Monday, July 25, 2005

Should the Eastern Oyster be on the Endangered Species List? It's Worth Considering

"I think I like best the oysters from Long Island Sound," M.F.K. Fisher wrote in 1941. My experience is not as wide and varied as hers but I like best the oysters from the Sound too, particularly a dozen I ate last summer during a brief visit to Fishers Island. Long Island Sound oysters are indisputably delicious -- when you can find them. And therein lies the problem. The Sound's oyster industry is dependent on a body of water that is as heavily urbanized as any in the world, and the oysters themselves are so sensitive to environmental degradation that they can easily become vectors of frightening illnesses that bring to mind the wisdom not of M.F.K. Fisher but of Hemingway, who remarked, "I will not eat oysters. I want my food dead."

But with the effects of environmental degradation being so dramatic, do we need another threat to Crassostrea virginica, the eastern oyster? A former U.S. Fisheries Service official in Maryland says no. He is arguing that if Maryland gets its way and introduces the exotic Asian oyster, Crassostrea ariakensis, into Chesapeake Bay, it might in fact lead to the eastern oyster's extinction, which would give another meaning entirely to Hemingway's "I want my food dead."

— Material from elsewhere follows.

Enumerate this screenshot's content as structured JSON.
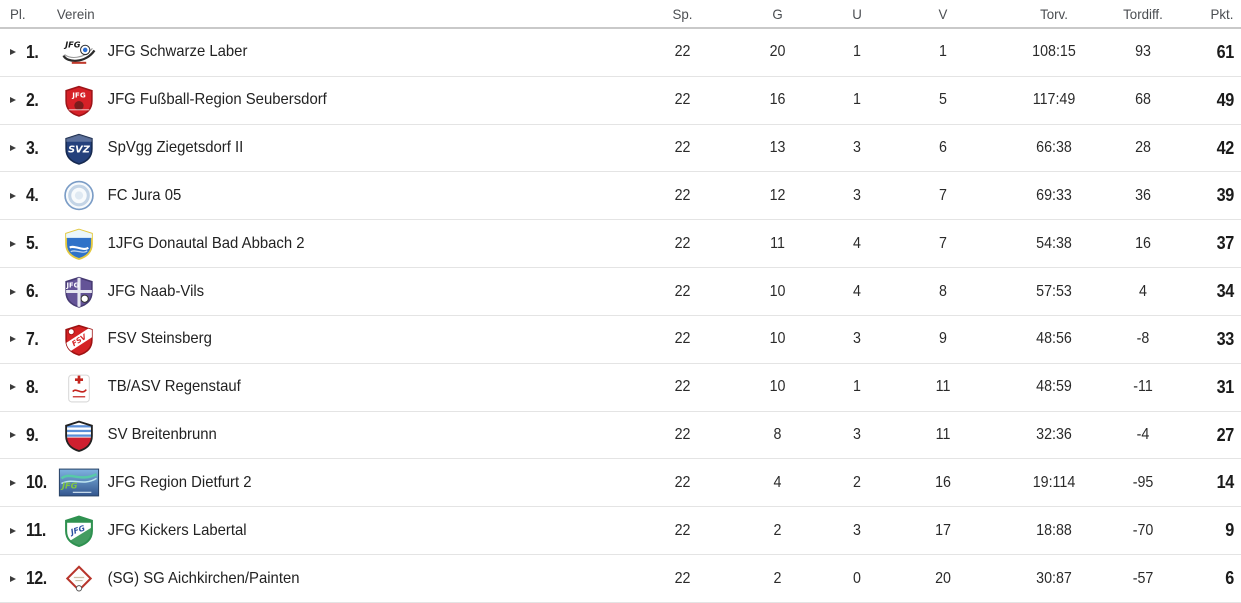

The former official, Wolf-Dieter N. Busch, has petitioned the federal government to list the eastern oyster as a threatened or endangered species. Oyster growers in the Long Island Sound area, as well as environmentalists such as Soundkeeper Terry Backer and Art Glowka, one of the founders of Riverkeeper, say Busch's idea is terrible. They say that oysters, particularly in the Sound, don't need federal protections that might lead to limits on how many can be harvested.


And it is true that one aspect of Busch's petition is specious, namely his argument that evidence of the oyster's troubles can be found in the fact that the annual oyster harvest in the eastern U.S. is only two percent of what it was at its peak, in the late 1800s. That peak was in fact an unsustainable over harvest, and saying that oysters are endangered because we're not harvesting as many as when we were harvesting too many is a weak argument.

Nevertheless, I think Busch has some valid points. Here's what his petition says:

Whereas historically the oyster created 'high-rise reefs' ... (up to 50 ft. high), washed by clean nutritious waters of various levels of salinity, much of the current remnant stock is trying to survive in single layers, often in muck ..., washed by dirty water, frequently low in oxygen, and with little variations in salinity. These unsuitable conditions have encouraged low survival of their wild progeny or hatchery seedlings due to excessive mortality caused by diseases, predation, siltation and, in some micro habitats, periodic low levels of oxygen. ...

The most critical new concern is the potential introduction of the exotic Asian oyster, Crassostrea ariakensis. Accidental or purposeful introduction of exotic species have generally caused many more problems than benefits and usually can not be reversed. In this specific case, the introduction of the Asian oyster may result in the extinction of the eastern oyster from competition and hybridization.


Art Glowka and others know well the problems that exotic species, particularly the Asian shore crab, have caused. It does not seem far-fetched at all to suppose that the Asian oyster could gradually replace the eastern oyster. People in the oyster business, such as Jimmy and Norm Bloom, who work out of Norwalk, and Karen Rivara, of Southold, might not care -- a marketable oyster is, after all, a marketable oyster.

But even if federal fisheries officials decide not to declare the eastern oyster endangered, Busch's petition offers a good opportunity to consider and oppose Maryland's plan to introduce an exotic species into a not-too-distant estuary.

My reason is M.F.K. Fisher's: I think I like best the oysters from Long Island Sound -- Crassosteria virginica, that is, not Crassosteria ariakensis.